Le village du Mas-d'Agenais, dans le Lot-et-Garonne, vient de récupérer son trésor municipal, un tableau "inestimable" de Rembrandt, un Christ en croix dont il est l'heureux propriétaire et qui était à Bordeaux. Alarmes, vidéosurveillance, vitrine blindée, sa sécurité est désormais assurée.

Depuis son salon de thé, Béatrice Touton a "tout de suite compris" en apercevant la camionnette de location devant l'église : "Je me suis dit 'cette fois, il revient', tout le monde le réclamait !" Lui, c'est la star du village : vieux de 391 ans, le Christ sur la croix de Rembrandt (1606-1669) est de retour depuis mardi, six ans après son exil à Bordeaux à cause d'une vitrine défaillante.

L'histoire a fait que ce bourg de 1 500 âmes, situé dans le pays maraîcher et fruitier du Lot-et-Garonne, est l'improbable propriétaire d'un tableau peint par le maître hollandais en 1631, quand il avait 25 ans.

Un Christ chétif et misérable

Une œuvre de 100 x 73 cm "exceptionnelle", puisque à travers elle "Rembrandt renouvelle les codes de la représentation du Christ, en montrant un être à l'agonie, chétif et misérable", commente Aude Claret, conservatrice des Monuments historiques à la Drac Nouvelle-Aquitaine.

Tout commence en 1804 quand un capitaine des armées napoléoniennes natif du village, Xavier Duffour, acquiert le tableau, sans signature apparente, dans une vente aux enchères à Dunkerque, avant d'en faire don à la paroisse l'année suivante.

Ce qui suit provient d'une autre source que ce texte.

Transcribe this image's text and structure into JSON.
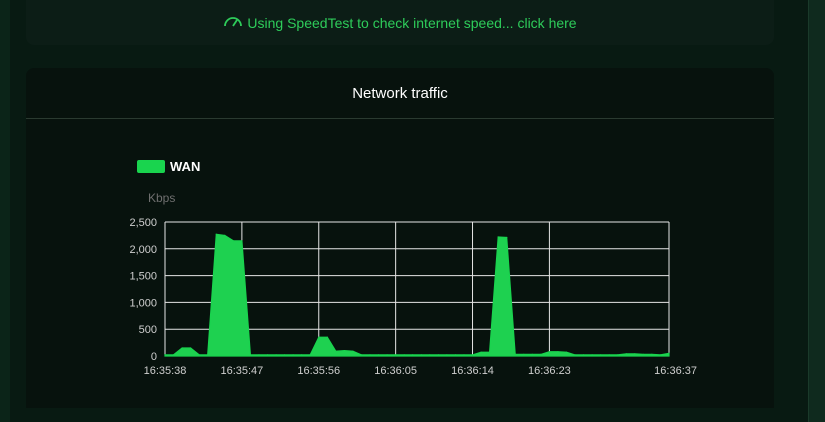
{
  "speedtest": {
    "icon": "speedometer-icon",
    "link_text": "Using SpeedTest to check internet speed... click here"
  },
  "panel": {
    "title": "Network traffic"
  },
  "colors": {
    "accent": "#19d44e",
    "fill": "#1ed150",
    "grid": "#e6e6e6",
    "link": "#2ecc5a"
  },
  "chart_data": {
    "type": "area",
    "title": "",
    "ylabel": "Kbps",
    "xlabel": "",
    "legend": {
      "entries": [
        "WAN"
      ],
      "placement": "top-left"
    },
    "ylim": [
      0,
      2500
    ],
    "y_ticks": [
      "2,500",
      "2,000",
      "1,500",
      "1,000",
      "500",
      "0"
    ],
    "x_ticks": [
      "16:35:38",
      "16:35:47",
      "16:35:56",
      "16:36:05",
      "16:36:14",
      "16:36:23",
      "16:36:37"
    ],
    "grid": true,
    "series": [
      {
        "name": "WAN",
        "x": [
          "16:35:38",
          "16:35:39",
          "16:35:40",
          "16:35:41",
          "16:35:42",
          "16:35:43",
          "16:35:44",
          "16:35:45",
          "16:35:46",
          "16:35:47",
          "16:35:48",
          "16:35:49",
          "16:35:50",
          "16:35:51",
          "16:35:52",
          "16:35:53",
          "16:35:54",
          "16:35:55",
          "16:35:56",
          "16:35:57",
          "16:35:58",
          "16:35:59",
          "16:36:00",
          "16:36:01",
          "16:36:02",
          "16:36:03",
          "16:36:04",
          "16:36:05",
          "16:36:06",
          "16:36:07",
          "16:36:08",
          "16:36:09",
          "16:36:10",
          "16:36:11",
          "16:36:12",
          "16:36:13",
          "16:36:14",
          "16:36:15",
          "16:36:16",
          "16:36:17",
          "16:36:18",
          "16:36:19",
          "16:36:20",
          "16:36:21",
          "16:36:22",
          "16:36:23",
          "16:36:24",
          "16:36:25",
          "16:36:26",
          "16:36:27",
          "16:36:28",
          "16:36:29",
          "16:36:30",
          "16:36:31",
          "16:36:32",
          "16:36:33",
          "16:36:34",
          "16:36:35",
          "16:36:36",
          "16:36:37"
        ],
        "values": [
          20,
          20,
          150,
          150,
          20,
          20,
          2270,
          2250,
          2150,
          2150,
          20,
          20,
          20,
          20,
          20,
          20,
          20,
          20,
          350,
          350,
          90,
          100,
          90,
          20,
          20,
          20,
          20,
          20,
          20,
          20,
          20,
          20,
          20,
          20,
          20,
          20,
          20,
          70,
          70,
          2220,
          2210,
          30,
          30,
          30,
          30,
          80,
          80,
          70,
          20,
          20,
          20,
          20,
          20,
          20,
          40,
          40,
          30,
          30,
          20,
          50
        ]
      }
    ]
  }
}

Un siècle plus tard, l'œuvre devient la propriété de la commune lors de la séparation de l'Eglise et de l'Etat. Il est classé monument historique en 1918 mais ne sera authentifié qu'en 1959 lorsqu'une restauration au Louvre exhume l'illustre signature : RHL, pour Rembrandt Harmenszoon de Leyde. En 2011, il est prêté au Louvre pour l'exposition "Rembrandt et la figure du Christ".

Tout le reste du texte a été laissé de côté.